Os investigadores chineses já começaram a construção de uma base de testes na cidade chinesa de Chongqing, para testar este módulo, e podem surpreender com o timming… E esta é uma inovação que dá nas vistas…

Além disso, Wu Yanhua, vice-administrador da Administração Nacional do Espaço da China, anunciou recentemente que estão mais missões no “Pipeline” da Agência Chinesa, nomeadamente uma ao Polo Sul da Lua,  outra para criação de uma base de pesquisa na Lua, além da sonda que irá enviar a Marte…

E depois há a questão da Estação Espacial. Até agora só havia a Estação Espacial Internacional, que aliás está a acabar o seu período de validade. Assim sendo, a China pretende construir sua própria estação espacial por volta de 2022. Será chamada de  Tiangong ou Palácio Celestial. Pesará 66 toneladas, e terá inicialmente um módulo central e dois módulos de laboratório. Esta estação será desenhada para receber 3 astronautas de cada vez, operando “em segredo” de todas as outras nações…

Orçamento da Agência e Foguetes Privados…

O Orçamento da agência chinesa ainda é inferior ao da NASA, muito porque o Presidente Xi Jinping redireccionou parte dos fundos para empresas nacionais concorrentes da SpaceX, da Blue Origin e da Virgin Galactic. Algumas destas Startups chinesas estão não só a receber financiamento do Governo como também o “apoio científico” da própria agência.

Independência de GPS e reaproveitamento de lixo espacial… Onde o assunto se complica!

A rivalidade entre China e EUA  pelo controlo do Espaço, está actualmente a atingir níveis nunca vistos… Cerca de US $ 9 mil milhões foram investidos pela China para construir um novo sistema de navegação por satélite, reduzindo assim a sua dependência do GPS de propriedade norte-americana. De facto, todos os satélites que controlam o GPS são controlados pela Força Aérea dos EUA.

Assim a China está a desenvolver um Sistema de Navegação Beidou, que eventualmente fornecerá precisão de posicionamento de 1 metro (3 pés) ou menos, se combinado com um sistema de suporte de solo.
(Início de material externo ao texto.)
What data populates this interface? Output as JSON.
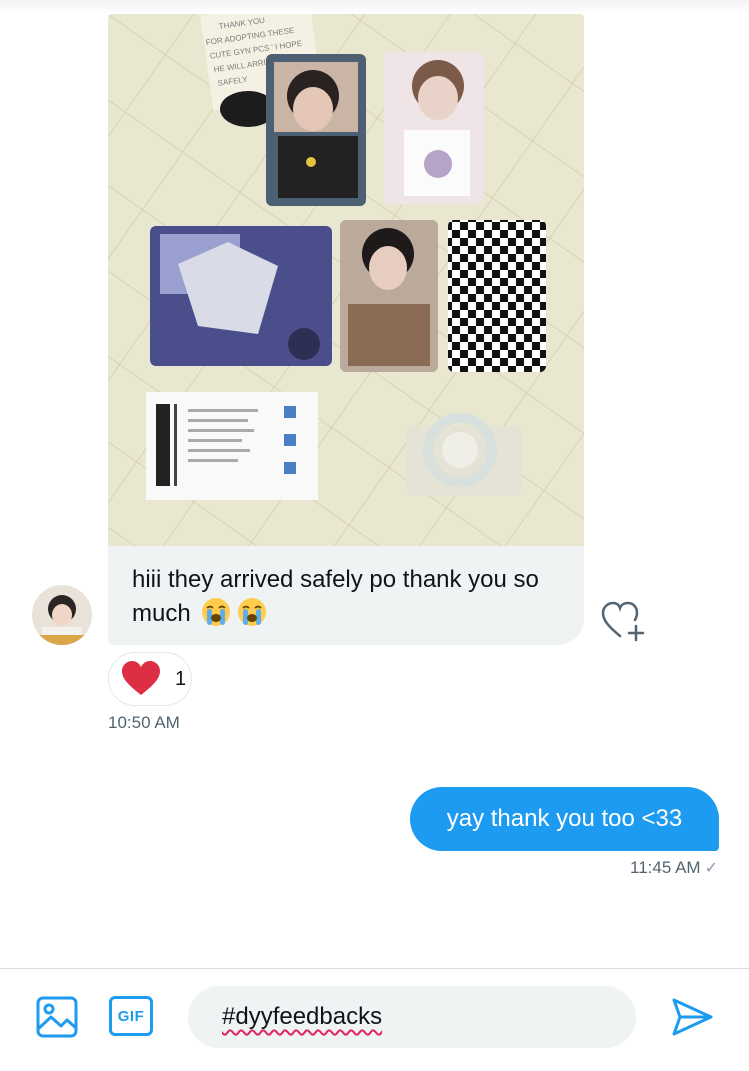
{
  "conversation": {
    "incoming": {
      "text": "hiii they arrived safely po thank you so much",
      "emojis": [
        "loudly-crying-face",
        "loudly-crying-face"
      ],
      "reaction": {
        "emoji": "heart",
        "count": "1"
      },
      "time": "10:50 AM"
    },
    "outgoing": {
      "text": "yay thank you too <33",
      "time": "11:45 AM",
      "status_icon": "check-icon"
    }
  },
  "composer": {
    "input_value": "#dyyfeedbacks",
    "gif_label": "GIF"
  },
  "colors": {
    "accent": "#1d9bf0",
    "bubble_in": "#eff3f4",
    "heart": "#f91880"
  }
}
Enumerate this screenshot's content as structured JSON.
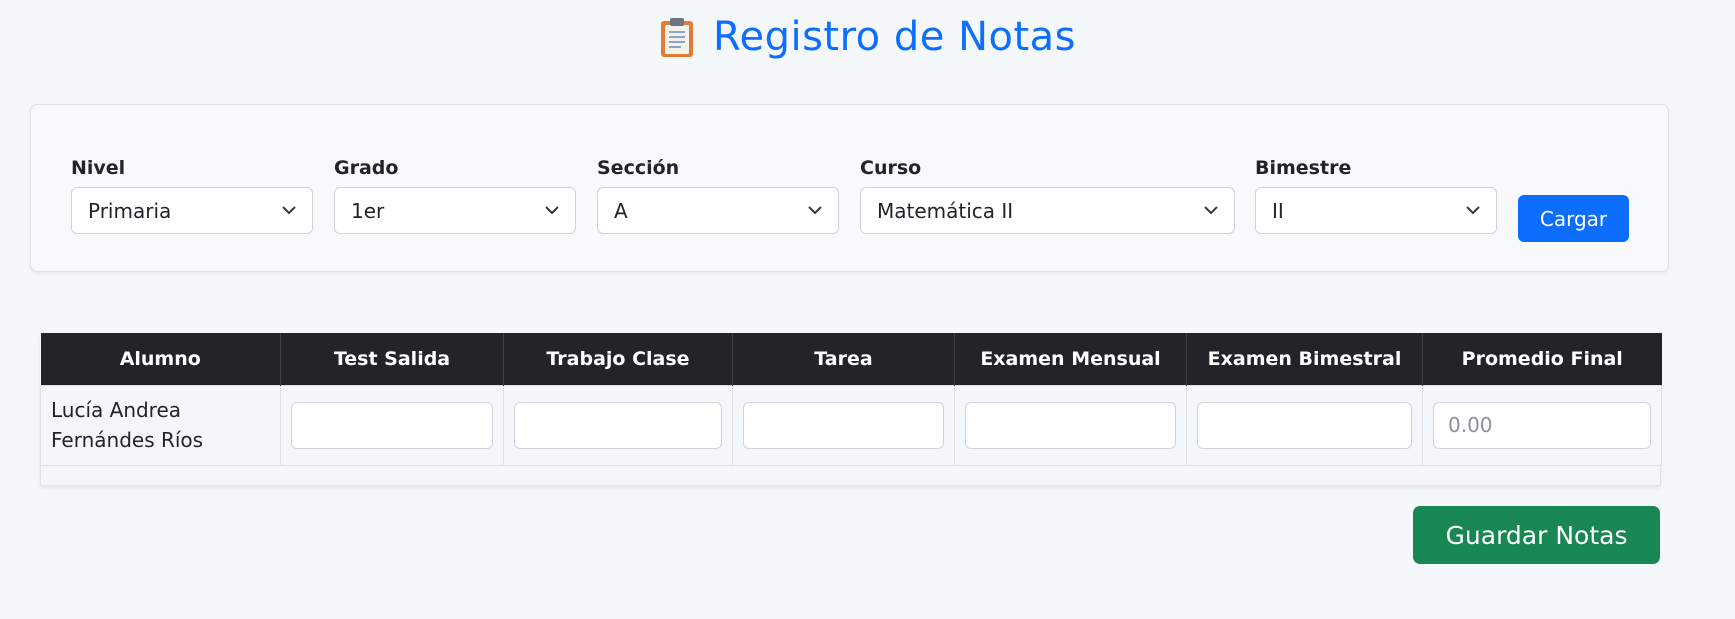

De facto, foram os satélites Beidou os responsáveis pelo sucesso da Chang’e 4, ao aterrar no lado oculto da Lua…

O Sistema Beidou aliás parece ter-se tornado numa obsessão da China

Há outra questão que está a preocupar os Estados Unidos: A China está a desenvolver sofisticadas técnicas de “inspeção e reparo de satélites” para limpar o suposto “lixo orbital”. Porém a Agência de Inteligência de Defesa dos EUA afirmou recentemente que alguns destes “satélites-lixo”, pelo menos “alguns”, “podem funcionar” como armas contra os satélites norte-americanos.. E apesar do Ministério das Relações Exteriores da China ter afirmado que estas alegações dos EUA são “infundadas”, este parece ser um problema que se arrasta..

Se os problemas fossem só estes…

O que a China está a fazer agora, a Rússia já o está a fazer há mais tempo. Isso mesmo é assumido num relatório da National Security Agency, que é público!

A corrida ao Espaço, já não é simples exploração (ou talvez nunca tenha sido). A corrida ao Espaço está a tomar estas proporções, por questões que se prendem com o domínio e controlo militar da Terra e do Espaço!